Christian Clavier, qui avait tourné « Mes meilleurs copains » (1989) avec lui, se souvient d’un « homme d’une grande culture et d’une grande intelligence ».

Pour la plupart des spectateurs, Bacri restera pour des rôles taillés sur mesure, comme celui du patron de café, en gilet de laine sans manches dans « Un air de famille ».

Et des répliques cultes : « C’est la majorité ! Laquelle d’abord ? Celle qui croyait que la Terre était plate ? Celle qui veut rétablir la peine de mort ? … Celle qui se met une plume dans le cul parce que c’est la mode ? Laquelle exactement ? », s’énervait son personnage, Georges, dans « Cuisine et dépendances » (1991 pour la pièce de théâtre, 1993 pour le film). 

Son personnage de dépressif attachant s’exportait même hors de France : « Le sens de la fête » a attiré deux millions de spectateurs à l’étranger, en plus des trois millions dans l’Hexagone.

Il avait gagné depuis longtemps la reconnaissance de ses pairs : l’Académie des César, qui lui a décerné au total cinq statuettes, a salué un « artiste inoubliable et incomparable ; un auteur généreux, un comédien sensible ».

Celle qui le connaissait mieux que tous est probablement sa complice Agnès Jaoui, qui fut longtemps sa compagne.

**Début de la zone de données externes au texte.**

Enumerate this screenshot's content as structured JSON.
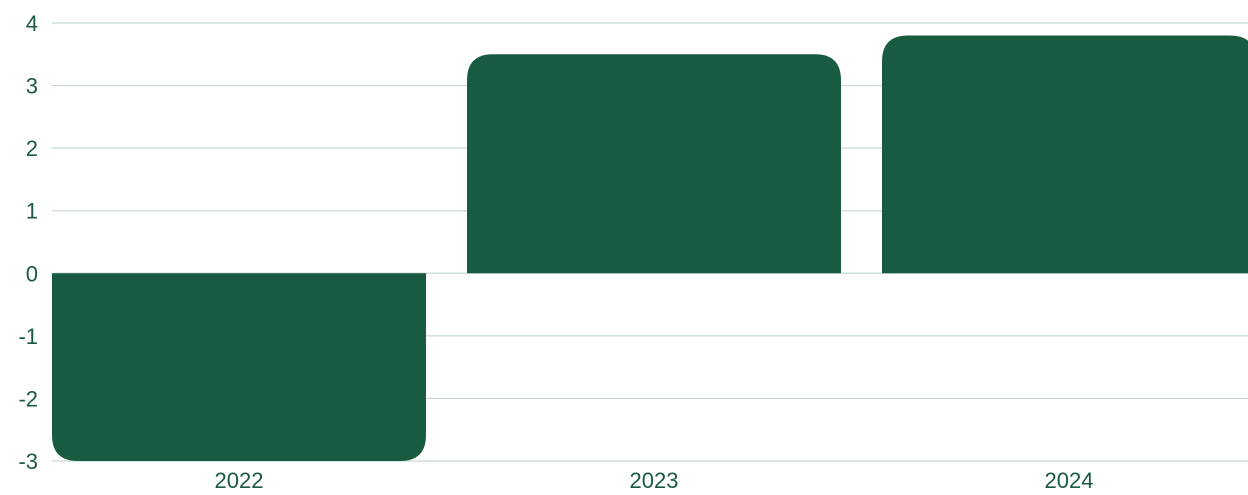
{
  "chart_data": {
    "type": "bar",
    "categories": [
      "2022",
      "2023",
      "2024"
    ],
    "values": [
      -3,
      3.5,
      3.8
    ],
    "ylim": [
      -3,
      4
    ],
    "yticks": [
      4,
      3,
      2,
      1,
      0,
      -1,
      -2,
      -3
    ],
    "ytick_labels": [
      "4",
      "3",
      "2",
      "1",
      "0",
      "-1",
      "-2",
      "-3"
    ],
    "title": "",
    "xlabel": "",
    "ylabel": "",
    "grid": true,
    "legend": "none",
    "colors": {
      "bar": "#195b40",
      "grid": "#c9d9d2",
      "text": "#1a5a40"
    }
  }
}
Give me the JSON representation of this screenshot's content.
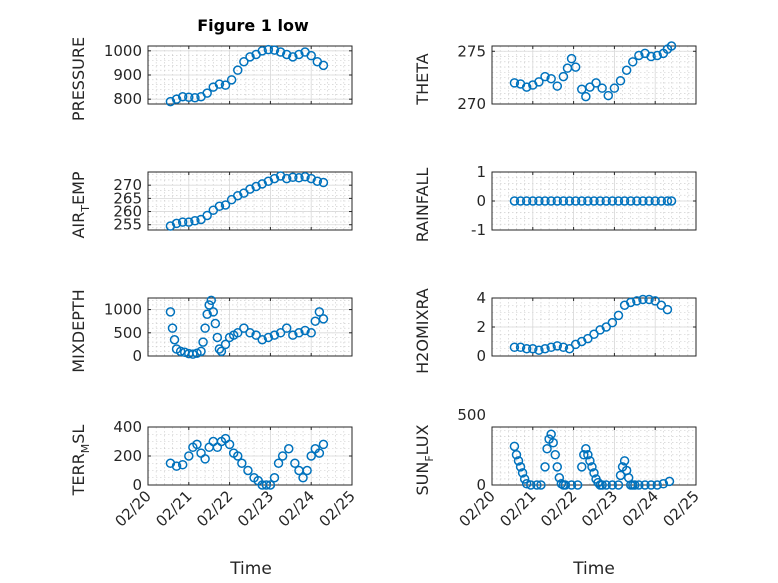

Ce week-end encore, elle confiait dans une interview au quotidien Le Monde combien Bacri avait compté pour elle, dès leur rencontre en 1987.

« Voilà quelqu’un qui exprimait ce que je ressentais sans même me l’être formulé ; qui avait des réflexions qui me percutaient, me soulageaient, témoignaient de valeurs communes, d’un rapport au bien et au mal que je partageais, avec une conviction qui m’émerveillait car elle était si singulière ! », déclarait-elle.